- Description: Dagdi Jowar of Jalna is a Sorghum variety cultivated in Maharashtra
- Type: Sorghum
- Area: Jalna district
- Country: India
- Registered: 30 March 2024
- Official website: ipindia.gov.in

= Dagdi Jowar of Jalna =

Type of Sorghum variety from Maharashtra, India

Dagdi Jowar of Jalna is a variety of sorghum cultivated in the Indian state of Maharashtra. Dagdi jowar is a variety of grain and widely cultivated crop in the Jalna district.

Under its Geographical Indication tag, it is referred to as "Dagdi Jowar of Jalna".

==Name==
Dagdi Jowar of Jalna is a prized crop in Jalna and so named after it. The name "Dagdi Jowar" originates from the word "Dagdi" which means stone-like in the local state language of Marathi, referring to the varying pod sizes of the crop. Unlike stones, which are uniform in size, the pods of this crop come in different sizes, with some smaller and some larger. This characteristic led to the crop being named "Dagdi Jowar". Locally it is known as "Dagdi Jwari".

== Description ==

Dagdi Jowar, also known as Sorghum bicolor, is a type of millet with grain sizes ranging from 2 to 4 mm in diameter and reddish-white in color. The crop is used for various purposes, including food, animal feed, ethanol production, and making corn brooms.

In Jalna district, a unique variety of Dagdi Jowar is cultivated, characterized by an inverted grain holding husk. This crop has been grown for generations and serves as food and fodder. Locals make bhakri from Dagdi Jowar flour, mixing it with hot water and flattening it by hand.

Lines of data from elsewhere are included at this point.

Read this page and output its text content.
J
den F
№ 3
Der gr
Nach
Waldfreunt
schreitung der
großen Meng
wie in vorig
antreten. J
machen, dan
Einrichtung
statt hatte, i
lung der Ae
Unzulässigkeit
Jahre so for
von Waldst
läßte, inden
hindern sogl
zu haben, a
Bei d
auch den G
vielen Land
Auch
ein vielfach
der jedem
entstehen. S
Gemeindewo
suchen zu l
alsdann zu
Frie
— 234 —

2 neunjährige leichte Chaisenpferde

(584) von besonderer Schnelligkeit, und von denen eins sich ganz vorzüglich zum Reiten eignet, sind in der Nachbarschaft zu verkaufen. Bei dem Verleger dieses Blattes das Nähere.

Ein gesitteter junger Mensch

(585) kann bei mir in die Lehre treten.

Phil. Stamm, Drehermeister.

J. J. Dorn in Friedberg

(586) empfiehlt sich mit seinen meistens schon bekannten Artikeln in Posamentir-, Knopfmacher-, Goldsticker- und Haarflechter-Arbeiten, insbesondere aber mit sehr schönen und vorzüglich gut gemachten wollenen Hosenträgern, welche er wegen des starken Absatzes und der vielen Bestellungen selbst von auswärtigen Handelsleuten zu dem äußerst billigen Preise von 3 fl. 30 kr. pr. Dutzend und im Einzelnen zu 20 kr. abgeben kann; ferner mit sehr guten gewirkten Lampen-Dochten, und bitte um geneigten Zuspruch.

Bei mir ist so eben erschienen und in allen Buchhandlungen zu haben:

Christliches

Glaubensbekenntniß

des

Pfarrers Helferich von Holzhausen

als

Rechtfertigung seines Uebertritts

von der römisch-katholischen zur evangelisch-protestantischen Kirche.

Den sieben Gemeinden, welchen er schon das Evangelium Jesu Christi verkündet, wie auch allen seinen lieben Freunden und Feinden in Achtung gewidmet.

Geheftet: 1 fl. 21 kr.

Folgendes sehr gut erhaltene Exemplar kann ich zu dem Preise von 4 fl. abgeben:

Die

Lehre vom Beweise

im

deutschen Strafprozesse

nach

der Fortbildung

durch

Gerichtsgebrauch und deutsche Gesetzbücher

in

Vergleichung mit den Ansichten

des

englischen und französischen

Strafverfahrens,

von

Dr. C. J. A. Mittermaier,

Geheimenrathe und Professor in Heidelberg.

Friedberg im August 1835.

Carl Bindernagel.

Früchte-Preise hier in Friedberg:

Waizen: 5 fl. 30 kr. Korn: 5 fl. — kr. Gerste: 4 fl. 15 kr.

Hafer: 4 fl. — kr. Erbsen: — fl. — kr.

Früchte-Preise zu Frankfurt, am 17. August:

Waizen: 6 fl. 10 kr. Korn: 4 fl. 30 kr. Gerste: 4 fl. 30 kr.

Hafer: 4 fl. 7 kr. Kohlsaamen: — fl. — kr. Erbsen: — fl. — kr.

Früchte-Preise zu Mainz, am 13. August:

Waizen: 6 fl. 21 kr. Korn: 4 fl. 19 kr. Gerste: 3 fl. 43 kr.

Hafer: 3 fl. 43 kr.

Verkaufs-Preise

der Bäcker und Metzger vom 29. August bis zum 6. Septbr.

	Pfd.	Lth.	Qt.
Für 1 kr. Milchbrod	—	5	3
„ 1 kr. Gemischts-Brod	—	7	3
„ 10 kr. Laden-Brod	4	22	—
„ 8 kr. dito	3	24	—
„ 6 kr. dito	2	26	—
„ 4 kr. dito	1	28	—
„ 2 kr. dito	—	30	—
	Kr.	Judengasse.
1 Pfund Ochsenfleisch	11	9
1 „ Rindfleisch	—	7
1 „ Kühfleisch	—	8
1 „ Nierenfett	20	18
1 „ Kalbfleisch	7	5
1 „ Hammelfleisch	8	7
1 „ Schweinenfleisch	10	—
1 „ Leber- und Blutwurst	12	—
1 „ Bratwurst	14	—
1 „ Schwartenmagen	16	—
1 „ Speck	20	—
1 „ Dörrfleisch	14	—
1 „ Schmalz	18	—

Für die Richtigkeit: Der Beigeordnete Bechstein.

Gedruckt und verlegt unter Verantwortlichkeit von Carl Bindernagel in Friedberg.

==Geographical indication==
It was awarded the Geographical Indication (GI) status tag from the Geographical Indications Registry, under the Union Government of India, on 30 March 2024 and is valid until 28 August 2032.

Jai Kisan Shetkari Gat Matrewadi from Badnapur, proposed the GI registration of Dagdi Jowar of Jalna. After filing the application in August 2022, the jowar was granted the GI tag in 2024 by the Geographical Indication Registry in Chennai, making the name "Dagdi Jowar of Jalna" exclusive to the jowar crop grown in the region. It thus became the second jowar variety from Maharashtra after Mangalwedha jowar and the 52nd type of goods from Maharashtra to earn the GI tag.

The GI tag protects the jowar from illegal selling and marketing, and gives it legal protection and a unique identity.